Why do this? Why recreate the Way of the Cross? Why replace fruitful meditation with social justice commentary? Because it must not remind one of what was, of how the Faith used to be lived and prayed. We cannot attach the past to the present. Deep down, it is a loathing self-hatred.
This is everywhere. Our parish paid big money for the latest diocesan-promoted catechism. I think it was published by the Jesuits. I made the mistake of flipping through these expensive books. There was hardly any teaching untouched. The Creed was re-stated in more “understandable” terms. The Ten Commandments were presented to be less severe and more inclusive. Less… sin-ish, if you know what I mean. Overall it was not a catechism of Catholicism, but of social justice. It was, in a word, Jesuitical. It was a literal to-hell-with our children.

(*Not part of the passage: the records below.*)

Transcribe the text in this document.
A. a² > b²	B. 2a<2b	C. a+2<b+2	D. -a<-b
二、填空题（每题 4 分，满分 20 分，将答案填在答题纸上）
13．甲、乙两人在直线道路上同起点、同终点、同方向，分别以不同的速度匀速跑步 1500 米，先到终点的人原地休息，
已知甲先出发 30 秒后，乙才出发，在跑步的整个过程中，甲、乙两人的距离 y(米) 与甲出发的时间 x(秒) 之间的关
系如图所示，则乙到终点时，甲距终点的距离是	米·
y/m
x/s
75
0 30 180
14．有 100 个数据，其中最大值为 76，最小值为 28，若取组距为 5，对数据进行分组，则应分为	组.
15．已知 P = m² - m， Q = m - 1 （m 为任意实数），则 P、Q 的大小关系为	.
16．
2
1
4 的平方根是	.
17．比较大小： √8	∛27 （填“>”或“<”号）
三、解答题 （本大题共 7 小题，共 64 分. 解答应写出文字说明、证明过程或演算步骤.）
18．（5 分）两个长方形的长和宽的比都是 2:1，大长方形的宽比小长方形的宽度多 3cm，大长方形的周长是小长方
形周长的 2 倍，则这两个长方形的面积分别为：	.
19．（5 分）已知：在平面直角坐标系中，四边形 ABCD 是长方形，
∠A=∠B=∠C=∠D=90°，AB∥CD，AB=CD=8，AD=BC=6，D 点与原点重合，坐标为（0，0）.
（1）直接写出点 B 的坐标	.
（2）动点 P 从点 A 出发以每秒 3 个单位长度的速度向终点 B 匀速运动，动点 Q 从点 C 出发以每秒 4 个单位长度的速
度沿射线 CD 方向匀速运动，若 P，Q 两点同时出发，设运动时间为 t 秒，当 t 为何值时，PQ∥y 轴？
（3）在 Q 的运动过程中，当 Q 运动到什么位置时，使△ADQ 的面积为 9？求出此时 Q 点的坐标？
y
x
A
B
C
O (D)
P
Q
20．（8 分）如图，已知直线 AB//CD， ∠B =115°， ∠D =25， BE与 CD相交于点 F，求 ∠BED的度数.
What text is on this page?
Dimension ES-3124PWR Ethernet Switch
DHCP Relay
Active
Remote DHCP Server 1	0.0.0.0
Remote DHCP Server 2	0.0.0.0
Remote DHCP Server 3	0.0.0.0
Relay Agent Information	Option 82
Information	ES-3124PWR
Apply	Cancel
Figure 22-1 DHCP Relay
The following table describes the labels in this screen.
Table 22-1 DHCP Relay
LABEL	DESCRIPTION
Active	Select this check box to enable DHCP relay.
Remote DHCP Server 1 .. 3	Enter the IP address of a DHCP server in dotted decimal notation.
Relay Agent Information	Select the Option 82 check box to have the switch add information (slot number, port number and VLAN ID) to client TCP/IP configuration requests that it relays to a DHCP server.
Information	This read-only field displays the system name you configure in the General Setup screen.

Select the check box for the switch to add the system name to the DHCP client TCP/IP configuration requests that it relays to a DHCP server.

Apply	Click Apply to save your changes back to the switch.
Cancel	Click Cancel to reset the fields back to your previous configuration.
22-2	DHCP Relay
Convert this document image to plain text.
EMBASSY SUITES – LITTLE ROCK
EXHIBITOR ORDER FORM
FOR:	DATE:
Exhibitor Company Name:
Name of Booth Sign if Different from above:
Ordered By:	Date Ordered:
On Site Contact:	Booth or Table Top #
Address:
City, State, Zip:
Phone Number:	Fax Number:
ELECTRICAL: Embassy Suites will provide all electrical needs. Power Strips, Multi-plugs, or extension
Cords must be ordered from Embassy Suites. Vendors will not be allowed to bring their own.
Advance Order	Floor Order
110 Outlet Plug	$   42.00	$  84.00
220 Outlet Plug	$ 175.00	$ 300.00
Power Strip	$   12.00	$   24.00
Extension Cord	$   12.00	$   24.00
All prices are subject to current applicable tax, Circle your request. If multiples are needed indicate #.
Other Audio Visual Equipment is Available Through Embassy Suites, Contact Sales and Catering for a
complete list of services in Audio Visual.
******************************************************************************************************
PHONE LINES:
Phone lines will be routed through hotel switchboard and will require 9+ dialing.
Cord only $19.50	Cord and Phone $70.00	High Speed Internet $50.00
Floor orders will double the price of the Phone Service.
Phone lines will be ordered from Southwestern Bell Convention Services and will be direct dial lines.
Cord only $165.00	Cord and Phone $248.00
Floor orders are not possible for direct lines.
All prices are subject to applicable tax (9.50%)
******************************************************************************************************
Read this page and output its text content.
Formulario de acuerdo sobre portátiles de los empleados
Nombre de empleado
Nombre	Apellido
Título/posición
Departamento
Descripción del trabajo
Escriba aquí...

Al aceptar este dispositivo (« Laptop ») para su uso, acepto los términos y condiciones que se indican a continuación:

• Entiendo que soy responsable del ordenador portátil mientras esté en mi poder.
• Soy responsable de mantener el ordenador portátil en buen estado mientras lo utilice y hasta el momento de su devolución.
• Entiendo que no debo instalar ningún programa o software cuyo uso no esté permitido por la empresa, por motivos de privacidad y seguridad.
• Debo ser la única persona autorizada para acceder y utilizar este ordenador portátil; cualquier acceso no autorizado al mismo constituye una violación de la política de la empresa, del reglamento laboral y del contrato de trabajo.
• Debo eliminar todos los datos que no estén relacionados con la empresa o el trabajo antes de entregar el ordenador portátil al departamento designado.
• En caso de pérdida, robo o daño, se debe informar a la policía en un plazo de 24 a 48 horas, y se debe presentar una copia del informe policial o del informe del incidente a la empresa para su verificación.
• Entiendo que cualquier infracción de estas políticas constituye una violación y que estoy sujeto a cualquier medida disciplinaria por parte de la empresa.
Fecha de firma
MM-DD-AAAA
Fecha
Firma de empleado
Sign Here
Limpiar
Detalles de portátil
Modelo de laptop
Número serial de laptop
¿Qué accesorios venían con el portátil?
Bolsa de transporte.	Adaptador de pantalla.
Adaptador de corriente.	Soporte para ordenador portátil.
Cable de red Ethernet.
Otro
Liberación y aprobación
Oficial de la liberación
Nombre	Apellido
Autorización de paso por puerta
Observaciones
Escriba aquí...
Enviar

Ninety-years removed from the simple faith of our ancestors, we can safely say that children are being raised in a new Catholicism. Shall a child of our age know what a Corpus Christi procession is? Or a crowning of Mary? Has he ever experienced incense at Mass? Does he have any clue what Sunday Vespers at a parish looks like? Or know the sound of Latin? Has he ever seen a nun in full habit, or a priest in a cassock? Will he recognize the Ten Commandments, the comforting repetition of the Rosary, or the solemnity of dressing in one’s best clothing for Mass? I imagine he will not for any of these, nor a thousand other Catholic realities. It is out with the embarrassing old, in with the enlightened new. It is the ceaseless ravening for originality, all while severing the Faith from its origins. An originality sin.
Perhaps a day will come in the future when we look to the past for wisdom. Perhaps prayers will come from heaven of those who lived the Catholic faith of a 1930s small Saskatchewan village. With benevolence and charity, they will ask God to bring little ones to the true Faith. But we are living in the present. An age where Catholics are abandoning the Faith in record numbers. Real souls of real children are being endangered. My heart bleeds for such children raised in our times. They know not what has been done to them, and their road to exiting Catholicism is made wide and easy. I pray they do not abandon the Catholic Faith.
But in reality, the Catholic Faith abandoned them first.